This is the third installment in a series of blogs covering the sessions I attended at this year’s American Banker’s Association (ABA) Regulatory Compliance Conference (RCC) in New Orleans.
This session was all about flood reform. It covered most of the major compliance related issues related to Biggert Waters 2012 and the Homeowner Flood Insurance Affordability Act of 2014 (HFIA). It was a great session with a lot of case studies and discussion points.
Many attendees, including myself, were hoping for further clarification on a specific provision within the 2014 HFIA related to detached residential structures. Unfortunately, the panel didn’t have anything new on this and simply confirmed that we need clarification. The good news is that they did send a strong hint to the regulatory agencies in attendance that more guidance and clarification are needed sooner than later. As to the issues surrounding the detached residential structure provision, here are the takeaways:
• The 2014 Act uses the phrase “shall not be required”. We aren’t sure what this means. Does this mean you aren’t allowed to require flood insurance on certain detached residential (non-dwelling) structures? The panel seemed particularly concerned with that language in light of some of the ongoing class action lawsuits related to flood insurance. If true, the language seems to fly in the face of safety and soundness.

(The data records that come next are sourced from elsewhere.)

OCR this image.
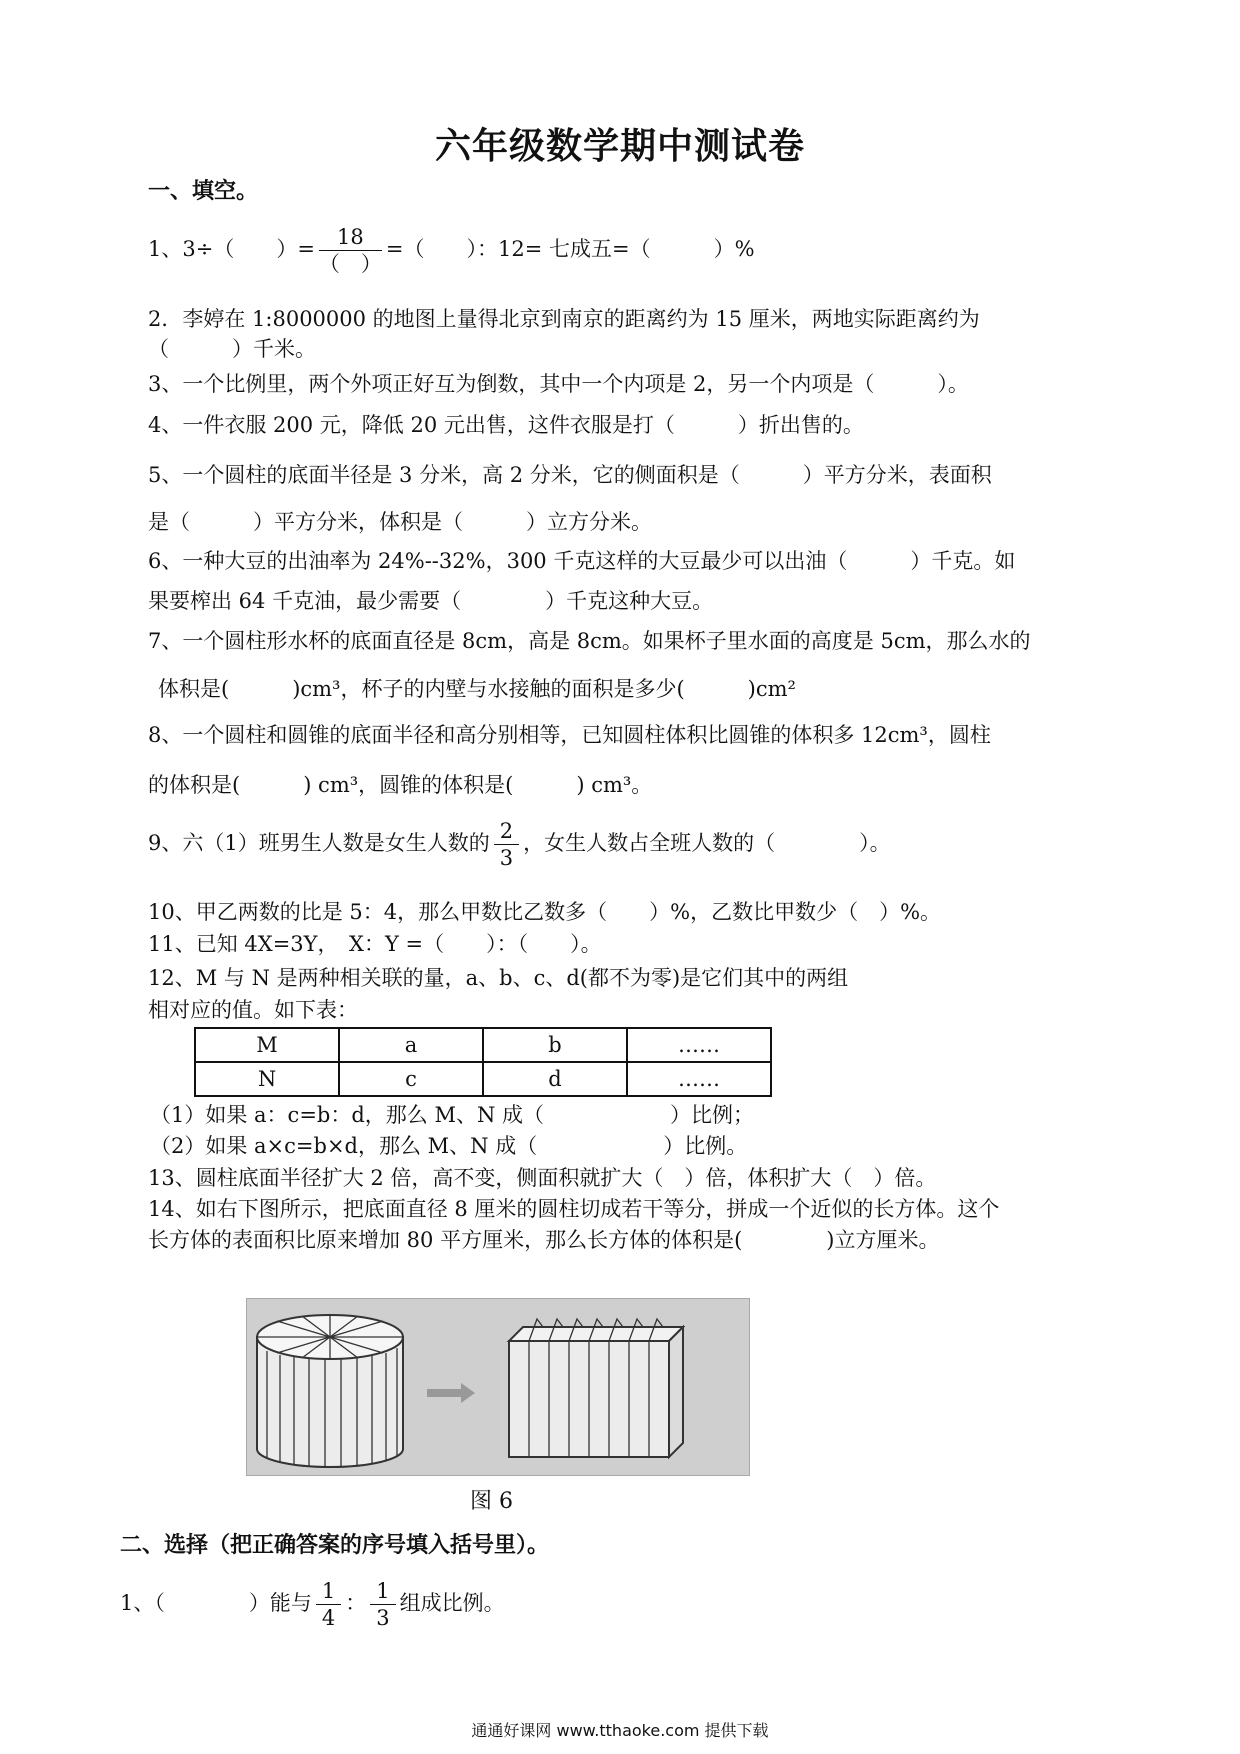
六年级数学期中测试卷
一、填空。
1、3÷（　　）= $\frac{18}{( )}$ =（　　）：12= 七成五=（　　　）%
2．李婷在 1:8000000 的地图上量得北京到南京的距离约为 15 厘米，两地实际距离约为
（　　　）千米。
3、一个比例里，两个外项正好互为倒数，其中一个内项是 2，另一个内项是（　　　）。
4、一件衣服 200 元，降低 20 元出售，这件衣服是打（　　　）折出售的。
5、一个圆柱的底面半径是 3 分米，高 2 分米，它的侧面积是（　　　）平方分米，表面积
是（　　　）平方分米，体积是（　　　）立方分米。
6、一种大豆的出油率为 24%--32%，300 千克这样的大豆最少可以出油（　　　）千克。如
果要榨出 64 千克油，最少需要（　　　　）千克这种大豆。
7、一个圆柱形水杯的底面直径是 8cm，高是 8cm。如果杯子里水面的高度是 5cm，那么水的
体积是(　　　)cm³，杯子的内壁与水接触的面积是多少(　　　)cm²
8、一个圆柱和圆锥的底面半径和高分别相等，已知圆柱体积比圆锥的体积多 12cm³，圆柱
的体积是(　　　) cm³，圆锥的体积是(　　　) cm³。
9、六（1）班男生人数是女生人数的 $\frac{2}{3}$ ，女生人数占全班人数的（　　　　）。
10、甲乙两数的比是 5：4，那么甲数比乙数多（　　）%，乙数比甲数少（　）%。
11、已知 4X=3Y，　X：Y =（　　）：（　　）。
12、M 与 N 是两种相关联的量，a、b、c、d(都不为零)是它们其中的两组
相对应的值。如下表：
M	a	b	……
N	c	d	……
（1）如果 a：c=b：d，那么 M、N 成（　　　　　　）比例；
（2）如果 a×c=b×d，那么 M、N 成（　　　　　　）比例。
13、圆柱底面半径扩大 2 倍，高不变，侧面积就扩大（　）倍，体积扩大（　）倍。
14、如右下图所示，把底面直径 8 厘米的圆柱切成若干等分，拼成一个近似的长方体。这个
长方体的表面积比原来增加 80 平方厘米，那么长方体的体积是(　　　　)立方厘米。
图 6
二、选择（把正确答案的序号填入括号里）。
1、（　　　　）能与 $\frac{1}{4}$ ： $\frac{1}{3}$ 组成比例。
通通好课网 www.tthaoke.com 提供下载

• What exactly IS a “residential” structure? This is especially important when it comes to an acreage property (specifically something that used to be a farm but isn’t anymore), farm or ranch with outbuildings.
• When is this provision effective? Is it effective now or will it require regulatory agency regulation? It sounds like there are some banks that are already following this provision (to some degree). It’s my opinion that we should probably apply the “wait and see” approach.